After our refreshments, we walked down the street and looked around at the various motorcycles and scooters that were for sale.  It would seem that purchasing a motorcycle in Korea is going to be more expensive than in America, unless I get a Hyosung or something comparable (ie, made in Korea).  But, truthfully I don’t have a problem with this. 

Ajussi (little old man) is hauling ass down motorcycle row
with his walker and cane... hell on wheels!

Once we’d gotten our fill of the place, we said our goodbyes and then headed off to the “mechanics” row, which is block upon block of small mechanics shops, tool vendors, and materials suppliers all lined up on a street that cross-sects motorcycle row.  Talk about Ava’s idea of heaven!  My next job just might have to be in Daegu LOL!


Eventually we made our way back to the studio and cooled off by eating a cold noodle soup with sliced pear and cucumbers added to the soybean broth.  Sooo yummy and refreshing!

Cold soybean noodle soup... yummy!!!

At this point, Jason and his lady (aka the Keller crew) had let me know that they had found my bag at the coffee shop (OMG I’m deliriously happy, because my ADD medicine is in it) and they said they want to come over to check out Thor’s place.  A few hours later, it looks like they won’t make it over, so Chang Wan and I take the BMX bike downtown.  Heeheeheeheeeeeee…

Introducing my Korean moto friends to
Zen and the Art of Motorcycle Maintenance...
You're welcome Mr.
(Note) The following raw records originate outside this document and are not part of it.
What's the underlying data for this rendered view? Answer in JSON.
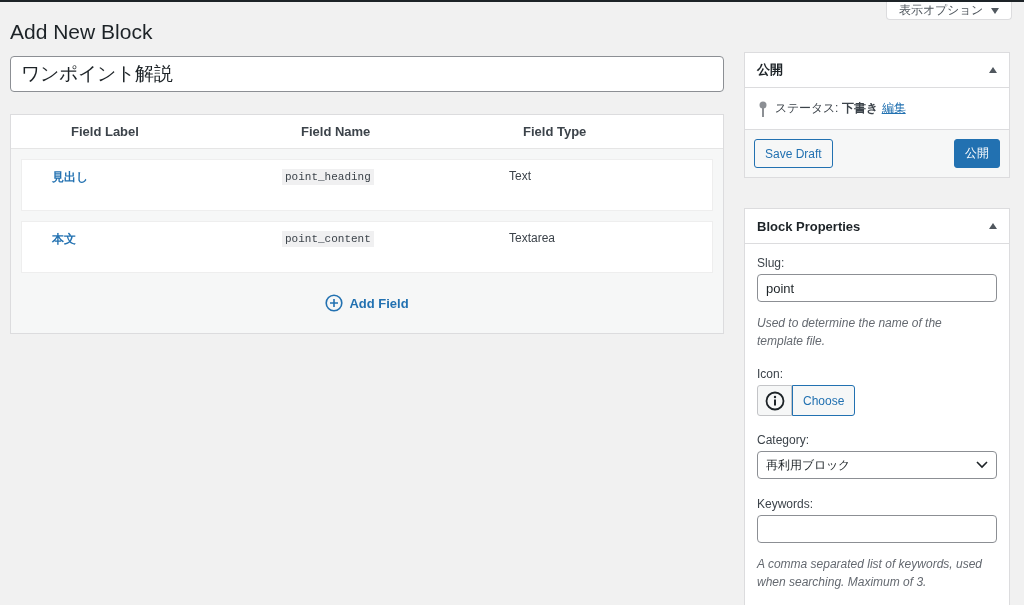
{
  "screen_options": {
    "label": "表示オプション",
    "expanded": false
  },
  "page_title": "Add New Block",
  "title_field": {
    "value": "ワンポイント解説"
  },
  "fields_table": {
    "columns": [
      "Field Label",
      "Field Name",
      "Field Type"
    ],
    "rows": [
      {
        "label": "見出し",
        "name": "point_heading",
        "type": "Text"
      },
      {
        "label": "本文",
        "name": "point_content",
        "type": "Textarea"
      }
    ],
    "add_button": "Add Field"
  },
  "publish_box": {
    "title": "公開",
    "expanded": true,
    "status": "ステータス: **下書き**",
    "edit_link": "編集",
    "save_draft": "Save Draft",
    "publish": "公開"
  },
  "properties_box": {
    "title": "Block Properties",
    "expanded": true,
    "slug": {
      "label": "Slug:",
      "value": "point",
      "help": "Used to determine the name of the template file."
    },
    "icon": {
      "label": "Icon:",
      "choose": "Choose"
    },
    "category": {
      "label": "Category:",
      "value": "再利用ブロック"
    },
    "keywords": {
      "label": "Keywords:",
      "help": "A comma separated list of keywords, used when searching. Maximum of 3."
    }
  }
}
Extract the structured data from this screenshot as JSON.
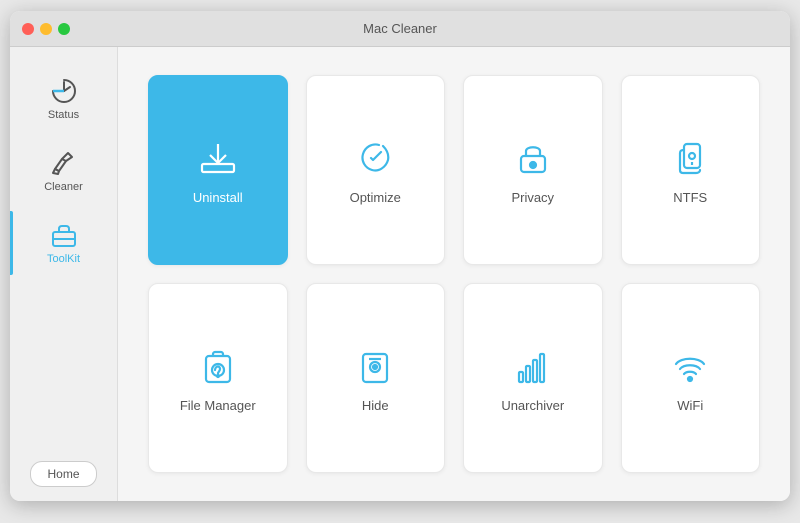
{
  "window": {
    "title": "Mac Cleaner"
  },
  "sidebar": {
    "items": [
      {
        "id": "status",
        "label": "Status",
        "active": false
      },
      {
        "id": "cleaner",
        "label": "Cleaner",
        "active": false
      },
      {
        "id": "toolkit",
        "label": "ToolKit",
        "active": true
      }
    ],
    "home_button": "Home"
  },
  "grid": {
    "tiles": [
      {
        "id": "uninstall",
        "label": "Uninstall",
        "active": true
      },
      {
        "id": "optimize",
        "label": "Optimize",
        "active": false
      },
      {
        "id": "privacy",
        "label": "Privacy",
        "active": false
      },
      {
        "id": "ntfs",
        "label": "NTFS",
        "active": false
      },
      {
        "id": "file-manager",
        "label": "File Manager",
        "active": false
      },
      {
        "id": "hide",
        "label": "Hide",
        "active": false
      },
      {
        "id": "unarchiver",
        "label": "Unarchiver",
        "active": false
      },
      {
        "id": "wifi",
        "label": "WiFi",
        "active": false
      }
    ]
  },
  "colors": {
    "accent": "#3db8e8",
    "icon_default": "#555555"
  }
}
Pirsig :P and my moto brethren!

There’s something I’ve yet to disclose about riding a bike, a motorcycle, or even being a pedestrian in Daegu.  The streets and sidewalks and pretty much fair game for any of the afore mentioned forms of traveling.  So, if you’re a pedestrian, you often walk on the street and if you’re on two wheels, you may find yourself on the sidewalk dodging pedestrians in heavily congested areas one minute and cars and service vehicles on the road the next!  This goes for bikes too.  So, that being said, I’m “driving” the bike and Chang Wan is standing up on the foot pegs behind me, holding onto my shoulders, while I ride like a maniac through the streets and sidewalks of downtown Daegu.  LOL!  It was awesome!!!! 
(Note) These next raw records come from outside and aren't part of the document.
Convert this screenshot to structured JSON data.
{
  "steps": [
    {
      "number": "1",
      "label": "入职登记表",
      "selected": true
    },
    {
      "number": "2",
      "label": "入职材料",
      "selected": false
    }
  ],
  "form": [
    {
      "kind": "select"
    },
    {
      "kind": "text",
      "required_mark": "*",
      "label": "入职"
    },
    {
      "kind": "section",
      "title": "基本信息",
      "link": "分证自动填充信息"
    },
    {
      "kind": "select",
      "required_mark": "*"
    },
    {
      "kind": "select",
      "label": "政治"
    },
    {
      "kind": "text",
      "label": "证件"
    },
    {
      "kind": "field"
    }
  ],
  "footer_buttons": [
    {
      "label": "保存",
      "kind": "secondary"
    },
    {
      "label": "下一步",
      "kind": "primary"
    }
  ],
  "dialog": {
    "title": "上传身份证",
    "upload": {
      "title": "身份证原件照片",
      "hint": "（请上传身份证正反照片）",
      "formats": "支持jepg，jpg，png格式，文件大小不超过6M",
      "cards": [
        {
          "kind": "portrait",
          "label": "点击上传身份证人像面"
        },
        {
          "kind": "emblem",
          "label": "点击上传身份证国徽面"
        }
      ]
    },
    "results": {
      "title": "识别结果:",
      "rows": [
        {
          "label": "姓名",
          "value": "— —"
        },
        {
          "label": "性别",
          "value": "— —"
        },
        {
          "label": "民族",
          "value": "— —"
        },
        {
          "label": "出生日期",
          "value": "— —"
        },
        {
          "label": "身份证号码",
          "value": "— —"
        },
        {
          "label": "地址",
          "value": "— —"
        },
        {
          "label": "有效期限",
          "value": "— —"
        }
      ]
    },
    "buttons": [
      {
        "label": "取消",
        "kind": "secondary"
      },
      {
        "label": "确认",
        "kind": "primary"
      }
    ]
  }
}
We eventually made it to the meeting spot, drenched in sweat (Daegu is the Florida of SoKo) and waited for the Keller crew to show up.  They were exhausted themselves and about to keel over from starvation, so our greetings were brief.  Chang Wan and I were soon peddling back into the mayhem in a hurry to get home (Thor had a house warming party to attend and I was invited). 


After getting cleaned up (yay, clean clothes and toiletries!!!), Thor and I set off for the get-together.  This ended up being on the North? Side of Daegu in a nice suburb section of town.  We went up to the roof of the building, where 90% of the guests were expats and those that weren’t were girlfriends/ fiancées of the expats.  Everyone was very nice and welcoming and almost all had been living and working in the area for years, so they were very much like a family. 

Rooftop party

We hung out there for hours and eventually left with one other friend and headed downtown.  The plan was to see a band play at the bar where Chang Wan worked, but by the time we got there they had already wrapped it up.
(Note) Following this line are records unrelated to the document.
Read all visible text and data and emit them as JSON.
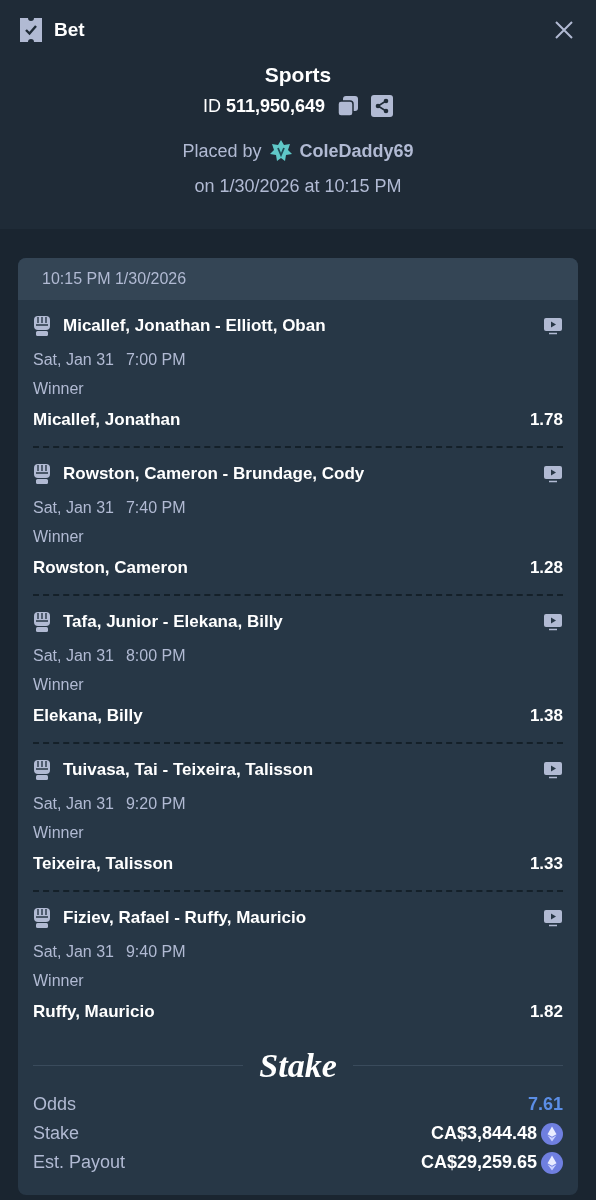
{
  "header": {
    "title": "Bet"
  },
  "bet": {
    "category": "Sports",
    "id_label": "ID",
    "id": "511,950,649",
    "placed_by": "Placed by",
    "user": "ColeDaddy69",
    "placed_on": "on 1/30/2026 at 10:15 PM"
  },
  "slip": {
    "timestamp": "10:15 PM 1/30/2026",
    "legs": [
      {
        "event": "Micallef, Jonathan - Elliott, Oban",
        "date": "Sat, Jan 31",
        "time": "7:00 PM",
        "market": "Winner",
        "selection": "Micallef, Jonathan",
        "odds": "1.78"
      },
      {
        "event": "Rowston, Cameron - Brundage, Cody",
        "date": "Sat, Jan 31",
        "time": "7:40 PM",
        "market": "Winner",
        "selection": "Rowston, Cameron",
        "odds": "1.28"
      },
      {
        "event": "Tafa, Junior - Elekana, Billy",
        "date": "Sat, Jan 31",
        "time": "8:00 PM",
        "market": "Winner",
        "selection": "Elekana, Billy",
        "odds": "1.38"
      },
      {
        "event": "Tuivasa, Tai - Teixeira, Talisson",
        "date": "Sat, Jan 31",
        "time": "9:20 PM",
        "market": "Winner",
        "selection": "Teixeira, Talisson",
        "odds": "1.33"
      },
      {
        "event": "Fiziev, Rafael - Ruffy, Mauricio",
        "date": "Sat, Jan 31",
        "time": "9:40 PM",
        "market": "Winner",
        "selection": "Ruffy, Mauricio",
        "odds": "1.82"
      }
    ],
    "logo": "Stake",
    "summary": [
      {
        "kind": "odds",
        "label": "Odds",
        "value": "7.61"
      },
      {
        "kind": "amount",
        "label": "Stake",
        "value": "CA$3,844.48"
      },
      {
        "kind": "amount",
        "label": "Est. Payout",
        "value": "CA$29,259.65"
      }
    ]
  }
}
By this time I was exhausted and had a raging headache, so I took a cab back to Thor’s place and basically crashed for the night.  The next morning I took Chang Wan to the Paris Baguette and treated him to some breakfast pastries and coffee.  We brought fresh bread back for the roomies. 

Chang Wan researching where the closest bus station is :P

A few hours later he and I set off for the terminal, where I’d take the bus back to Yecheon.  After realizing how far away this was from the studio, I basically have decided that if this kid ever wants to come to the US, then he has a permanent place to stay with me… I’ll be his American noona (older sister) LOL! 


We sat at the bus terminal until it was time for me to leave and after saying goodbye, I got on the bus and headed back to Yecheon. 

As I write this, I am once again safely in the confines of my little apartment.  So, rest assured I have arrived safely and am about to prepare for my work week. 

What an amazing week and weekend!!!!